Helena Smith-Dayton's "The Tango" group won the Puck award. Cartoons Magazine, April 1917 (copyright expired) |
That the Daytons’ chose No. 313 East 18th Street
as their home is somewhat surprising.
Fred’s executive position earned him a sizable salary—enough to afford
a chauffeured limousine and other luxuries.
The cozy, modest home on the equally modest block was unlike the grand
homes and apartments of his peers.
It was that limousine, incidentally, that was involved in
tragedy on September 14, 1916. Michael
Farrell was carrying several wooden planks when he stepped in front of the limo
at Third Avenue and 19th Street.
The vehicle struck the 38-year
old and the board fell across his body.
The Evening World reported “The automobile passed over the boards, crushing
Farrell.”
Although Dayton’s chauffeur, Charles Brown, was not found
responsible for the accident, he was served with a summons when it was
discovered he had no chauffeur’s license.

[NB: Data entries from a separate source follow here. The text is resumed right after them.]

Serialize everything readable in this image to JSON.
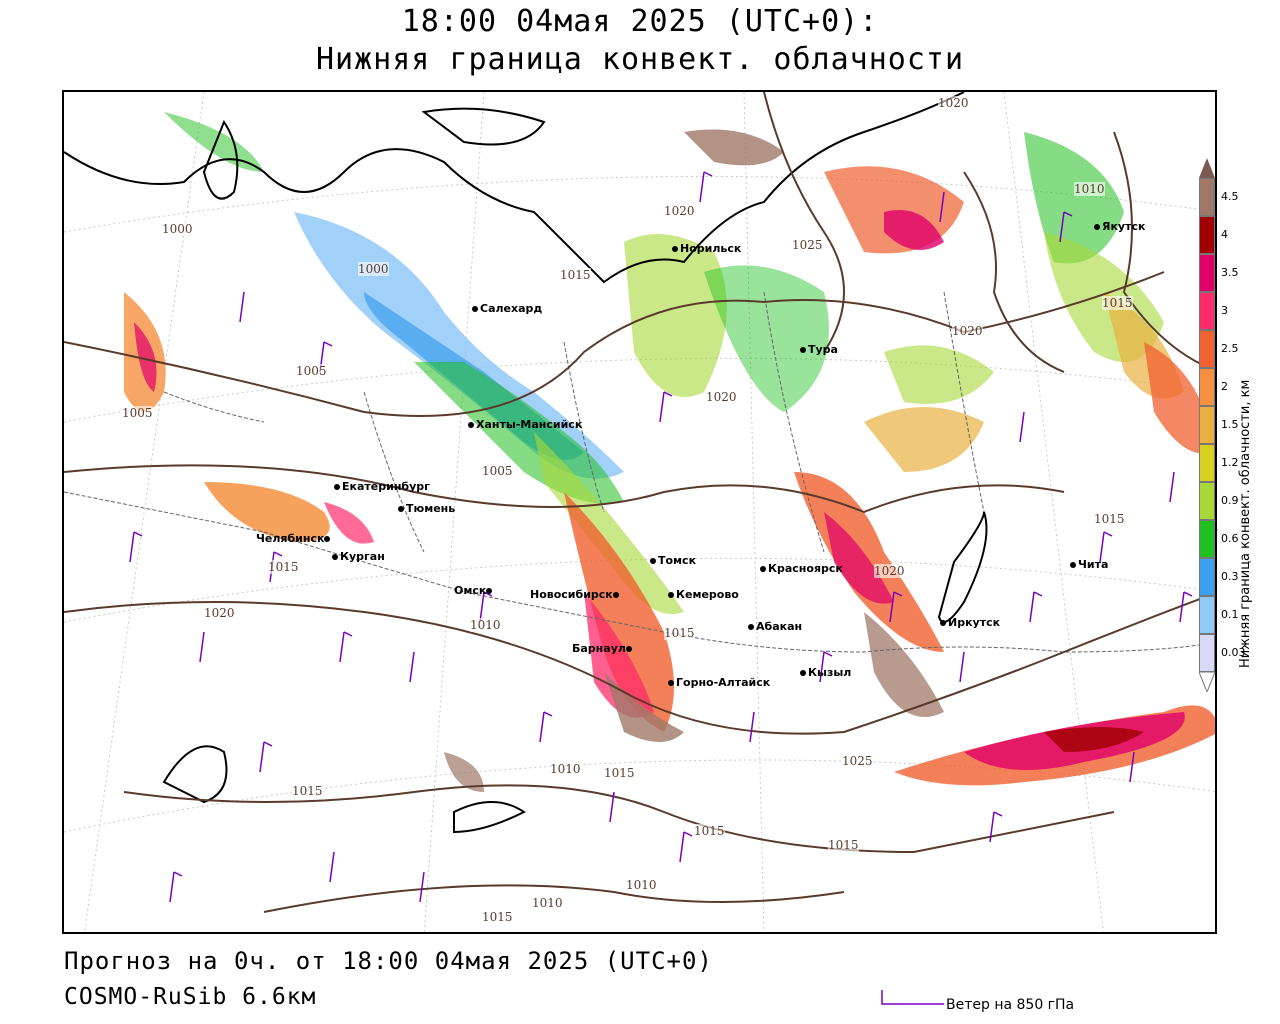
{
  "header": {
    "title_line1": "18:00 04мая 2025 (UTC+0):",
    "title_line2": "Нижняя граница конвект. облачности"
  },
  "footer": {
    "forecast": "Прогноз на 0ч. от 18:00 04мая 2025 (UTC+0)",
    "model": "COSMO-RuSib 6.6км",
    "wind_legend": "Ветер на 850 гПа"
  },
  "legend": {
    "title": "Нижняя граница конвект. облачности, км",
    "items": [
      {
        "label": "4.5",
        "color": "#a07868"
      },
      {
        "label": "4",
        "color": "#a00000"
      },
      {
        "label": "3.5",
        "color": "#e0006a"
      },
      {
        "label": "3",
        "color": "#ff2b6a"
      },
      {
        "label": "2.5",
        "color": "#f06030"
      },
      {
        "label": "2",
        "color": "#f59040"
      },
      {
        "label": "1.5",
        "color": "#e8b040"
      },
      {
        "label": "1.2",
        "color": "#d8d020"
      },
      {
        "label": "0.9",
        "color": "#a8d838"
      },
      {
        "label": "0.6",
        "color": "#20c020"
      },
      {
        "label": "0.3",
        "color": "#3aa0f0"
      },
      {
        "label": "0.1",
        "color": "#90c8f8"
      },
      {
        "label": "0.03",
        "color": "#d8d8f8"
      }
    ]
  },
  "cities": [
    {
      "name": "Норильск",
      "id": "norilsk"
    },
    {
      "name": "Якутск",
      "id": "yakutsk"
    },
    {
      "name": "Салехард",
      "id": "salekhard"
    },
    {
      "name": "Тура",
      "id": "tura"
    },
    {
      "name": "Ханты-Мансийск",
      "id": "khanty"
    },
    {
      "name": "Екатеринбург",
      "id": "ekb"
    },
    {
      "name": "Тюмень",
      "id": "tyumen"
    },
    {
      "name": "Челябинск",
      "id": "chelyabinsk"
    },
    {
      "name": "Курган",
      "id": "kurgan"
    },
    {
      "name": "Омск",
      "id": "omsk"
    },
    {
      "name": "Новосибирск",
      "id": "novosibirsk"
    },
    {
      "name": "Томск",
      "id": "tomsk"
    },
    {
      "name": "Кемерово",
      "id": "kemerovo"
    },
    {
      "name": "Красноярск",
      "id": "krasnoyarsk"
    },
    {
      "name": "Абакан",
      "id": "abakan"
    },
    {
      "name": "Барнаул",
      "id": "barnaul"
    },
    {
      "name": "Горно-Алтайск",
      "id": "gorno"
    },
    {
      "name": "Кызыл",
      "id": "kyzyl"
    },
    {
      "name": "Иркутск",
      "id": "irkutsk"
    },
    {
      "name": "Чита",
      "id": "chita"
    }
  ],
  "isobars": [
    "1020",
    "1015",
    "1010",
    "1000",
    "1000",
    "1005",
    "1005",
    "1005",
    "1020",
    "1025",
    "1015",
    "1020",
    "1020",
    "1015",
    "1015",
    "1020",
    "1015",
    "1010",
    "1010",
    "1015",
    "1015",
    "1020",
    "1025",
    "1010",
    "1010",
    "1015",
    "1015",
    "1015"
  ]
}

By now Helena Smith-Dayton was experimenting with
stop-action animation. In 1917 she produced a film version of Romeo
and Juliet entirely in what today would be called claymation. Margaret I. MacDonald wrote about the film
in The Moving Picture World, saying in part “This mere lump of clay under her
magic touch takes on the responsibilities of life, and love, and sorrow which
the play requires, and finally grasps in desperation the dagger with which it
ends its sorry life, falling in tragic fashion over the already lifeless body
of its Romeo.”
The house was the scene of the funeral of Helena’s widowed mother,
Anna Smith, on Saturday afternoon, March 3, 1917. A year later, on Sunday March 10, another
funeral was held here; this one for Helena’s 84-year old uncle, Henry James
Smith.
Fred and Helena Dayton left East 18th Street
before 1925 when the house was converted to two apartments. It was most likely at this time that the
entrance was changed to the offset door we see today.
While the house was remarkably
preserved, a somewhat confusing arrangement involved its ownership. In 2008 the owner, deemed the Life Estate Owner, offered one apartment (essentially one half of the property) for sale to a "Vested Remainder Interest" for the bargain basement price of $1.55 million.
But there was a catch. Or two.
According to the listing, the prospective purchaser was “not entitled to
occupy the premises or collect any rents” and “due to the nature of this sale,
the property is not to be inspected nor should the life estate owner be contacted
for any purpose.”
Although he could not live in the
house, or rent the apartment, or even see the property before buying it; the “vested
remainder interest” owner would own the entire house upon the death of the Life Estate
owner. One person advising Curbed New
York said “Wouldn’t you want to size up the life estate owner? Healthy and spry versus sickly and decrepit
would seriously affect the valuation of a remainder interest.”
No. 313 East 18th Street sits nearly frozen in time, a handsome survivor of the many chapters in the history of the Lower East Side.